I am using a script to strip exif data from uploaded JPGs in Python, before writing them to disk. I'm using Flask, and the file is brought in through requests
file = request.files['file']
strip the exif data, and then save it
f = open(file)
image = f.read()
f.close()
outputimage = stripExif(image)
f = ('output.jpg', 'w')
f.write(outputimage)
f.close()
f.save(os.path.join(app.config['IMAGE_FOLDER'], filename))
Open isn't working because it only takes a string as an argument, and if I try to just set f=file, it throws an error about tuple objects not having a write attribute. How can I pass the current file into this function before it is read?
file is a FileStorage, described in http://werkzeug.pocoo.org/docs/datastructures/#werkzeug.datastructures.FileStorage
As the doc says, stream represents the stream of data for this file, usually under the form of a pointer to a temporary file, and most function are proxied.

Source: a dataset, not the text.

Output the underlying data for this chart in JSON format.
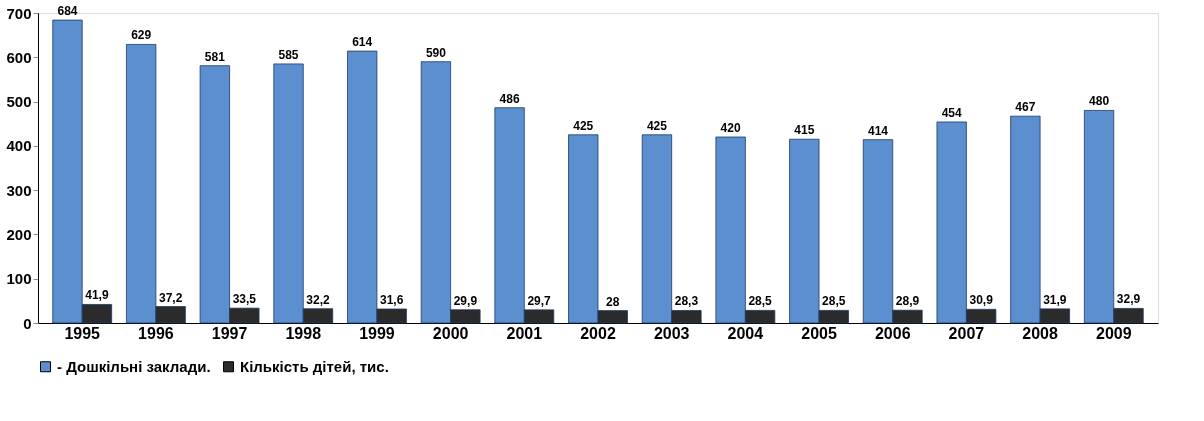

You probably can do something like:
file = request.files['file']
image = file.read()
outputimage = stripExif(image)
f = open(os.path.join(app.config['IMAGE_FOLDER'], 'output.jpg'), 'w')
f.write(outputimage)
f.close()
Try the io package, which has a BufferedReader(), ala:
import io
f = io.BufferedReader(request.files['file'])
...
file = request.files['file']
image = stripExif(file.read())
file.close()
filename = 'whatever' # maybe you want to use request.files['file'].filename
dest_path = os.path.join(app.config['IMAGE_FOLDER'], filename)
with open(dest_path, 'wb') as f:
f.write(image)